Three Ways Obama Will Ace His Housing Speech
Business + Economy

Three Ways Obama Will Ace His Housing Speech

REUTERS/Joshua Lott

President Obama lays out his vision Tuesday for winding down the mortgage giants Fannie Mae and Freddie Mac – almost five years after the housing bust wrecked the economy and the two companies became wards of the federal government.

Obama has shrewdly chosen to speak in Phoenix, a city devastated by the shoddy lending practices and overbuilding that fueled the housing boom and eventual implosion.

He can speak about the rebound in home values, even as his administration appears to have a limited impact on the improving prices.  Some of this has to do with flaws in handling programs meant to encourage mortgage refinancing, in addition to opposition from GOP lawmakers who campaigned against anything that sounds likes a federal bailout.

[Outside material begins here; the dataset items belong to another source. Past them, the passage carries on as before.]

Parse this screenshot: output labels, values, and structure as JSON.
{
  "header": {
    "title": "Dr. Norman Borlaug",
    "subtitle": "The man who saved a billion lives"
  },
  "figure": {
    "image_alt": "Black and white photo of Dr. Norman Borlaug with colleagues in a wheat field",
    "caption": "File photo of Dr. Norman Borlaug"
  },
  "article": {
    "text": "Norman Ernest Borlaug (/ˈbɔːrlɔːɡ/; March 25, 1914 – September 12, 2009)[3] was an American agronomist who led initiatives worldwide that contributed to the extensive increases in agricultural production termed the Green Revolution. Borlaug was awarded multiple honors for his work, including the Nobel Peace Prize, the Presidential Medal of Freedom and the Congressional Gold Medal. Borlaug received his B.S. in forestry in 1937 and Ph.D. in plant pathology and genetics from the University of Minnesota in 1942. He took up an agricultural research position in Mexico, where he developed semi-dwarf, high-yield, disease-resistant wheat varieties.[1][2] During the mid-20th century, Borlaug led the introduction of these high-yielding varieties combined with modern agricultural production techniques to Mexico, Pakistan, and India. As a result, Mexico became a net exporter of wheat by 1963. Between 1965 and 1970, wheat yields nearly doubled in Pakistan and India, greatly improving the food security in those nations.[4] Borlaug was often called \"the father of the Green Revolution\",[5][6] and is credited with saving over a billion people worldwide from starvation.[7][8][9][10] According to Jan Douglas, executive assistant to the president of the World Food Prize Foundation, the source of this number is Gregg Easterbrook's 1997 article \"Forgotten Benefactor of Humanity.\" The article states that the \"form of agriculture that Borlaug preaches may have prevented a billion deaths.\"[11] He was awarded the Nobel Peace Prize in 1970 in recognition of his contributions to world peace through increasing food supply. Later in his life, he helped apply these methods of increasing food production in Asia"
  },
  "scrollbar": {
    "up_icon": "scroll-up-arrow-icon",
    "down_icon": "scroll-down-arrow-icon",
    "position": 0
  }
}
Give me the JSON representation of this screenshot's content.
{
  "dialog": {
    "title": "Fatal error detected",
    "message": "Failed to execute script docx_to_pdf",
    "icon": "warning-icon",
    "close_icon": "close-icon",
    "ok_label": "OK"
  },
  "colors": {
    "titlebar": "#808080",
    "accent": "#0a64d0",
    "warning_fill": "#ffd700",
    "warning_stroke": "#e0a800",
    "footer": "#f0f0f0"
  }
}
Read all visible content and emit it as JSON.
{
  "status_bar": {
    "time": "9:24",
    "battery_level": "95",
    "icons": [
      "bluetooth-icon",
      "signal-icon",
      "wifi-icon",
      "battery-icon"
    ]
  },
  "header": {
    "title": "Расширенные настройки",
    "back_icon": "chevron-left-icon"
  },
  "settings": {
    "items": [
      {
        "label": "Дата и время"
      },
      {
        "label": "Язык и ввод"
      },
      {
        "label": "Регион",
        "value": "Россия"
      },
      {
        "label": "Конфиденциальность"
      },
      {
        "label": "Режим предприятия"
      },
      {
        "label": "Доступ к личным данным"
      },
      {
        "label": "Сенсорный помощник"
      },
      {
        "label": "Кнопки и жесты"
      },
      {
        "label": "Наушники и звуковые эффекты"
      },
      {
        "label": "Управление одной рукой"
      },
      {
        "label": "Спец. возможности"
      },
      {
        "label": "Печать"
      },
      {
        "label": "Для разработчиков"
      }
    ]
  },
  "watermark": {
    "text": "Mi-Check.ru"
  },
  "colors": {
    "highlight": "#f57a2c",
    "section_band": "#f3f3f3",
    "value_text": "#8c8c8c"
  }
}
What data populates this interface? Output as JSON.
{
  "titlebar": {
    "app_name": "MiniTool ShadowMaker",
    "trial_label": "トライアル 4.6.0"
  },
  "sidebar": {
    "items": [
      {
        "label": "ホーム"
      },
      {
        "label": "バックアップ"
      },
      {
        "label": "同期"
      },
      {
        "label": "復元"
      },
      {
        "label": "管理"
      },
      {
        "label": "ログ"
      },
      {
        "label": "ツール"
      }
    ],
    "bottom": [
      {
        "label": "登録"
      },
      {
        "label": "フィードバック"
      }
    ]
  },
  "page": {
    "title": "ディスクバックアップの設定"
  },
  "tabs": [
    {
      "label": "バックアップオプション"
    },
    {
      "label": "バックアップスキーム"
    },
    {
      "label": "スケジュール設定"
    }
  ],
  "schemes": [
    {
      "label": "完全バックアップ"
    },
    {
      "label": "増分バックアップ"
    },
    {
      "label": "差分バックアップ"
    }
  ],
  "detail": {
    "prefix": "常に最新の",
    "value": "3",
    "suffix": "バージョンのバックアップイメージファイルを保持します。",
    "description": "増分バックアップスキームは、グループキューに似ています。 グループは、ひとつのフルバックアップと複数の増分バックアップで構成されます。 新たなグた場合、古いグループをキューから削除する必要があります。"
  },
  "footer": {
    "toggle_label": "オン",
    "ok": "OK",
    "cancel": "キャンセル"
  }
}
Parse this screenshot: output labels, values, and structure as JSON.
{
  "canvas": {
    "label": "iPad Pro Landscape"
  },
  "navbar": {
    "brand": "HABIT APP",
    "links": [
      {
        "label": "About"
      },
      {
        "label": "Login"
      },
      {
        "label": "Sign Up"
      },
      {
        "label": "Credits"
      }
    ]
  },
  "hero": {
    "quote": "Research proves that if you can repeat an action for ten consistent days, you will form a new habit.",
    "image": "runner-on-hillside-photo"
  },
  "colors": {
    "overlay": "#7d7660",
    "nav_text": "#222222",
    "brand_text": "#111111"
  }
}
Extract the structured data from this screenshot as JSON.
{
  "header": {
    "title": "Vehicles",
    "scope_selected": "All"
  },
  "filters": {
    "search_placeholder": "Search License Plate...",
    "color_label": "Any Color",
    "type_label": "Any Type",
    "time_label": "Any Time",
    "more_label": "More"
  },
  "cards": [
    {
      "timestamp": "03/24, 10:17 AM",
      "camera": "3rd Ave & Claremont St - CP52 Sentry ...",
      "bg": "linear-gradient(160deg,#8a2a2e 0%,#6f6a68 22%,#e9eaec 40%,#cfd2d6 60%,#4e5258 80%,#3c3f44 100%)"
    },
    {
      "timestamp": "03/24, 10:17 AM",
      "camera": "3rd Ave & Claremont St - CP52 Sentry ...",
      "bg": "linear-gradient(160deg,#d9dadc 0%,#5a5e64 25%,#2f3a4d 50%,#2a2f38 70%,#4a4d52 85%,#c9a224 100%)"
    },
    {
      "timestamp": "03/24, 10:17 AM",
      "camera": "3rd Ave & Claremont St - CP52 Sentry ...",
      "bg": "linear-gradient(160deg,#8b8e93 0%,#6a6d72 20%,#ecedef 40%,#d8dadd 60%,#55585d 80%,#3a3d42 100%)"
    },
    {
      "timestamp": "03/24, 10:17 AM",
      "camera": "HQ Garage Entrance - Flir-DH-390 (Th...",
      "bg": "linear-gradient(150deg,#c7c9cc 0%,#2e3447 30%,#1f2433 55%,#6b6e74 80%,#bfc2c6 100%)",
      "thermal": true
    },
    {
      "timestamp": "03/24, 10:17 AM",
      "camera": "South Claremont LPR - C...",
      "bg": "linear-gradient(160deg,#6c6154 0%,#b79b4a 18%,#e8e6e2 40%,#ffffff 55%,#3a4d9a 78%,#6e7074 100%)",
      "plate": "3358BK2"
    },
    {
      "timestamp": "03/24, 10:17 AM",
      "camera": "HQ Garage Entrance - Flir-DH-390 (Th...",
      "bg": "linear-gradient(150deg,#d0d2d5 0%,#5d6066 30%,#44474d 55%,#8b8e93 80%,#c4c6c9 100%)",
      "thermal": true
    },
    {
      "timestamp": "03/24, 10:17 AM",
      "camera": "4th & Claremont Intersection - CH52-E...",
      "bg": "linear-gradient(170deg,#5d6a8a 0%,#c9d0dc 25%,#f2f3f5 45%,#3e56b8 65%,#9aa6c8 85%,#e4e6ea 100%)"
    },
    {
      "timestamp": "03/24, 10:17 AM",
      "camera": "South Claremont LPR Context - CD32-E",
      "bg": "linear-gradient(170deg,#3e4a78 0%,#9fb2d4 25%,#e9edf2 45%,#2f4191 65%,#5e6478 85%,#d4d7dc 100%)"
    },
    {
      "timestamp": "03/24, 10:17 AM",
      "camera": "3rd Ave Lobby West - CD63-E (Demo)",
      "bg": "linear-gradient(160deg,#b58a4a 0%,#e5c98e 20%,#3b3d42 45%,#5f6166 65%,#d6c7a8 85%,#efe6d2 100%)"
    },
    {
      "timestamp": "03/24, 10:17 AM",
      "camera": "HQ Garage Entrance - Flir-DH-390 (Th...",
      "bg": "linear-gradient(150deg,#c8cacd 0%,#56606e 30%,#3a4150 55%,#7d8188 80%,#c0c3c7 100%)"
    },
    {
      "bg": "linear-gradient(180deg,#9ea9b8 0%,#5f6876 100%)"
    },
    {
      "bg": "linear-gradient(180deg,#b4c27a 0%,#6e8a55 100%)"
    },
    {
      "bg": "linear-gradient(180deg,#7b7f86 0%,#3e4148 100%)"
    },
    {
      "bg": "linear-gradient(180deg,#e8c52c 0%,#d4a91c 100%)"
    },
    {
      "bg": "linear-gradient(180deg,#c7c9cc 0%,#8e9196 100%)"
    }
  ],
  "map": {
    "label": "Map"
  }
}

The mortgage sector has been on government life-support for the entire Obama administration, with taxpayers pumping in $187.5 billion to keep Fannie and Freddie afloat. Obama wants reforms that bring more private capital into the mortgage industry, while keeping a smaller government program so that homes can remain affordable.

So why is he doing this now? Some thoughts:

In his recent economic speeches, Obama claims that GOP lawmakers have blocked his agenda to protect the middle class.

This narrative lets him blast House Republicans whose plan to eliminate Fannie and Freddie – largely removing the mortgage industry’s government backstop – would kill the 30-year, fixed rate mortgage. Instead, more Americans would take variable interest rate mortgages that might need to be refinanced on a regular basis.

The House Financial Services Committee passed its plan in a party-line vote last month. Committee Chairman Jeb Hensarling (R-TX), at a hearing on the bill, said that fixed rate mortgages are a “gold standard” for some, but a “rusty tin standard” for others.    

The 30-year, fixed rate has become a central piece of the middle class move into home ownership, a form of lending only made possible because the government began to guarantee mortgage payments after the Great Depression.

It’s a chance for Obama to highlight his belief that the government can help the middle class, while dinging his rivals.

Fannie and Freddie are starting to pay back the majority of the $187.5 billion they received from taxpayers. As they return to profitability, the urgency to reform them begins to disappear.

That’s the opinion of Sen. Bob Corker (R-TN), who has co-sponsored a bipartisan bill that would dissolve both companies while preserving the government backstop.

“People understand that this is the one piece of unfinished business,” Corker said at a recent panel discussion hosted by the Bipartisan Policy Center. “Most Republicans realize that the window is closing. In other words, if we don’t take action soon, it’s going to be difficult to take action.”  

This is a victory lap for Obama. Home prices in Phoenix average $185,000, a more than 60 percent increase from the 2011 lows. Values peaked during the boom at $260,000 – it’s not as if prices have fully recovered yet, the Associated Press noted.

Wall Street economists generally expect the housing recovery to continue. But the cost of buying a home is increasing in a way that could limit purchases, so it makes sense to push for federal fixes before that happens.

As the Federal Reserve has entertained an end to its policies for lowering interest rates, 30-year mortgage rates have climbed to 4.39 percent after being in the low 3 percent range earlier this year, according to a Freddie Mac survey.